Now here, we may start saying, “God can use, even me!” And I want us to stop with the word, “Even.” Though God’s love is astounding in its inclusivity and its ability to make holy what was once mundane, I do not think it is helpful to say, “God can use, even,” anything. The call of God to all people is equalizing, and that means that it truly makes equitable what the world has made hierarchical. Anna is a poor widow, and a prophet of God. Full stop. God is not calling, “Even a poor widow!” He is calling a prophet who is a poor widow. You see what I mean? Our identity matters, our stories must be told, but if we demean ourselves in the process of celebrating God’s great love and strength and mercy, then we ultimately work against what God is trying to do in the world.

There is room to be honest, and to, like Paul, cry out, “Sinner that I am, who can free me from this body of death?!” But only insomuch as we acknowledge our present faults, and not see our inherent being or circumstance as any reason to mourn. God did not call a woman despite her womanhood, but because she was a woman. God does not call any of us, despite ourselves, but because of who we are. This woman, of the tribe of Asher, widowed at a young age, and now older than most anyone around her, was called to be a prophet because of each of those things, and not one of them was any less valuable or precious a status to God.

We all face unique challenges in life because of who we are, some more than others, and all at the whims of society and culture. Some of us are blessed to face very little opposition, others do not have that privilege. There are many still who are in danger simply for being who they are, and until we live in a world where the essential nature and the momentary circumstances of a person’s life are not seen as elevating or denigrating their dignity, there will always be work to do to draw the circle wider.
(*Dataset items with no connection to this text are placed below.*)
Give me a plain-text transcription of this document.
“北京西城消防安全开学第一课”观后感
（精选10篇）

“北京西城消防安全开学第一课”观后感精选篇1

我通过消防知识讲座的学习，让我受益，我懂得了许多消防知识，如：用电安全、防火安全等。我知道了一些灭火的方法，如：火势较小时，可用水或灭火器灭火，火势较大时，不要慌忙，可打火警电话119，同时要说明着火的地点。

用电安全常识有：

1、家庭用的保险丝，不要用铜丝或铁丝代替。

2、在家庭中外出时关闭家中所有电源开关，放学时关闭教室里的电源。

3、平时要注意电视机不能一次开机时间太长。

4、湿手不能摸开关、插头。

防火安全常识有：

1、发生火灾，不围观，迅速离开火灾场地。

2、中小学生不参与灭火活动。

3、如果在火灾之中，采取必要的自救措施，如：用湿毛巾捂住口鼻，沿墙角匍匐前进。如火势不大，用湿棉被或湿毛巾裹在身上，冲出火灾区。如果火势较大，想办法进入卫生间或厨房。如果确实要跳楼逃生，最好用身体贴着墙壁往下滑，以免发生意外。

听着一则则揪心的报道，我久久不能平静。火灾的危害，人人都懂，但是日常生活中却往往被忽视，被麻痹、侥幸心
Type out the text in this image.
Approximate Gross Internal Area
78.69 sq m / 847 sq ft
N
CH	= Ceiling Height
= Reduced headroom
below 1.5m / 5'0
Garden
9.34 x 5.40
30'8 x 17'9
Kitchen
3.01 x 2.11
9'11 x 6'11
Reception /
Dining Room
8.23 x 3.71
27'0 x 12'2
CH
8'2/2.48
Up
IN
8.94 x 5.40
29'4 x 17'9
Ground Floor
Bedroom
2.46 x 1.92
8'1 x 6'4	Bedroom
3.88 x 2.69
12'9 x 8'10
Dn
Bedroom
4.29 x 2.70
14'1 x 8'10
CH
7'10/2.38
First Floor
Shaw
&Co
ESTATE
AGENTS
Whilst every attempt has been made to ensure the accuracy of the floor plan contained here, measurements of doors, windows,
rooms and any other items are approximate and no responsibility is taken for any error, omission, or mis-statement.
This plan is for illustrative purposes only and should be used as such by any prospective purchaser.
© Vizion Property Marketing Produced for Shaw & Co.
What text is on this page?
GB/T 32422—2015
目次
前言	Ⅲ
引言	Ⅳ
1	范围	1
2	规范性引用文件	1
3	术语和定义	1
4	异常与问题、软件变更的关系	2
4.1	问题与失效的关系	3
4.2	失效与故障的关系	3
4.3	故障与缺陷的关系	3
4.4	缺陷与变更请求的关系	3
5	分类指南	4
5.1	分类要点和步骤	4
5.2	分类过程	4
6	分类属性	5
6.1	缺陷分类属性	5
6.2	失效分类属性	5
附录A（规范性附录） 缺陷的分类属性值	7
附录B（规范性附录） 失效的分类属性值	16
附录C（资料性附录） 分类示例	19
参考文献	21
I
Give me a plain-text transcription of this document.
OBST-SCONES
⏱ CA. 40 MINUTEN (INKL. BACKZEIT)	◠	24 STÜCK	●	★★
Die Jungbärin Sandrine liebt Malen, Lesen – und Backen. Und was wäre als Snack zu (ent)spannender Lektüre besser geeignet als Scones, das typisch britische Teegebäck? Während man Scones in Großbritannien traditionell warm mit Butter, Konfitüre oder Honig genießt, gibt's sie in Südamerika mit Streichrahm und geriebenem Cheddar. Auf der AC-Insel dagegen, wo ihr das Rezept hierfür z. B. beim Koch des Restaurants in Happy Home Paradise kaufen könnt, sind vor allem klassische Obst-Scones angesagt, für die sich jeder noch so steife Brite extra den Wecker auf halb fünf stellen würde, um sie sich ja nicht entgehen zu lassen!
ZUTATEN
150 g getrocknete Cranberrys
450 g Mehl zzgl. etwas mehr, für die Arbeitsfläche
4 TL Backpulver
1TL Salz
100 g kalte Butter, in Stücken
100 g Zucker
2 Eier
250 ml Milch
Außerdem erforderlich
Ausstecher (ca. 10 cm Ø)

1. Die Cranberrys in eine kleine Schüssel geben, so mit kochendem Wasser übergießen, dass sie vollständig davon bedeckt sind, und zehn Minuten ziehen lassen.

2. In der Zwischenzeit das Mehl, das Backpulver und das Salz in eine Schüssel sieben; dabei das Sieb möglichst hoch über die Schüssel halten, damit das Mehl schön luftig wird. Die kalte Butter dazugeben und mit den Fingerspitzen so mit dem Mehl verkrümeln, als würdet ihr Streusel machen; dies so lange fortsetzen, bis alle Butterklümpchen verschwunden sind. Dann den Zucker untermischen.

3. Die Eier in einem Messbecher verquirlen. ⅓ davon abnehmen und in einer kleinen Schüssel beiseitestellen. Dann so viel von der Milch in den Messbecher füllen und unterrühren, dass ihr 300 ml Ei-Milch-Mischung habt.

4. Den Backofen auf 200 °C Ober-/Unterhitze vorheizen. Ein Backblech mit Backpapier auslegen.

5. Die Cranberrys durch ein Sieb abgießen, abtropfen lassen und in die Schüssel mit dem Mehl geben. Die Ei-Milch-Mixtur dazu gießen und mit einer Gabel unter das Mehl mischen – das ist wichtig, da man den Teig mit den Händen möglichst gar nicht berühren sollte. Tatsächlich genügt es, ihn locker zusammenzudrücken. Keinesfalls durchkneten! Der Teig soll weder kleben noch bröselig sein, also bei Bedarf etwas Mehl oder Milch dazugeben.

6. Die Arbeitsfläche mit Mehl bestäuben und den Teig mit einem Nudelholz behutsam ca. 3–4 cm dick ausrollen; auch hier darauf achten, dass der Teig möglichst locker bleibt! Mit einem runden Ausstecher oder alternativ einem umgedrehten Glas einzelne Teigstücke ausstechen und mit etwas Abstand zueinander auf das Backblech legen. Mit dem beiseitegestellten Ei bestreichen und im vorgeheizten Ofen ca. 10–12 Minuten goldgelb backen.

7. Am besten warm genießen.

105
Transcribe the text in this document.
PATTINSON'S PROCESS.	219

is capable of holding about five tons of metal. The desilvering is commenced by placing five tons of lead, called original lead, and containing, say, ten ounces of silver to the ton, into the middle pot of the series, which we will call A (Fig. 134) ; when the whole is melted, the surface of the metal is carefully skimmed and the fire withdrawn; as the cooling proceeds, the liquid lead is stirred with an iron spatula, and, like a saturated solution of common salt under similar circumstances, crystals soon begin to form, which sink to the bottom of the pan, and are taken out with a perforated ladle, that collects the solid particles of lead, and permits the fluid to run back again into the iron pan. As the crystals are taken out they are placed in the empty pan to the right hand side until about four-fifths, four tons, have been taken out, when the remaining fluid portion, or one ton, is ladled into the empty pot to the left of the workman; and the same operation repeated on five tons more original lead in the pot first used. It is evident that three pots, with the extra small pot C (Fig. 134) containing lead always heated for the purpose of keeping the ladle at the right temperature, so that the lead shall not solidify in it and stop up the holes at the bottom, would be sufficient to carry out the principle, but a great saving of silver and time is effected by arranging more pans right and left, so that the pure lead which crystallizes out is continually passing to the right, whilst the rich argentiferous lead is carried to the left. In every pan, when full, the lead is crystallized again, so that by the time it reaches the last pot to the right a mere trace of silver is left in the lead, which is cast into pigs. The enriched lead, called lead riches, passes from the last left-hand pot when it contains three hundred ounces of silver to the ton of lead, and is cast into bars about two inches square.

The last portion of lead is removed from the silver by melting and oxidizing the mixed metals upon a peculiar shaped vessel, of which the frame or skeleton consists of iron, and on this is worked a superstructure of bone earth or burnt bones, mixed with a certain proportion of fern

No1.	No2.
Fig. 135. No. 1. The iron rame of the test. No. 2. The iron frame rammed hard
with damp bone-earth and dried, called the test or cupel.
Justice is a difficult thing, and the restoration of our Edenic bliss will not be found in anything but the restoration of all people to a place where they are seen as beloved of God, for nothing other than the fact that God so chooses to love the world, and in so doing gives us the only Begotten Son.

Let Anna, and her words that we can only imagine, be for us a call to take on the roles of the prophet as God calls us to do. Some to proclaim mystery, so to warn against idolatry, and some still simply to testify the name of a God who calls himself Jesus. Wherever the prophetic call leads, know the Spirit of God blazes a path on ahead of us. May we all find our way, not despite, but because of what God has called us to be in this world. – Amen.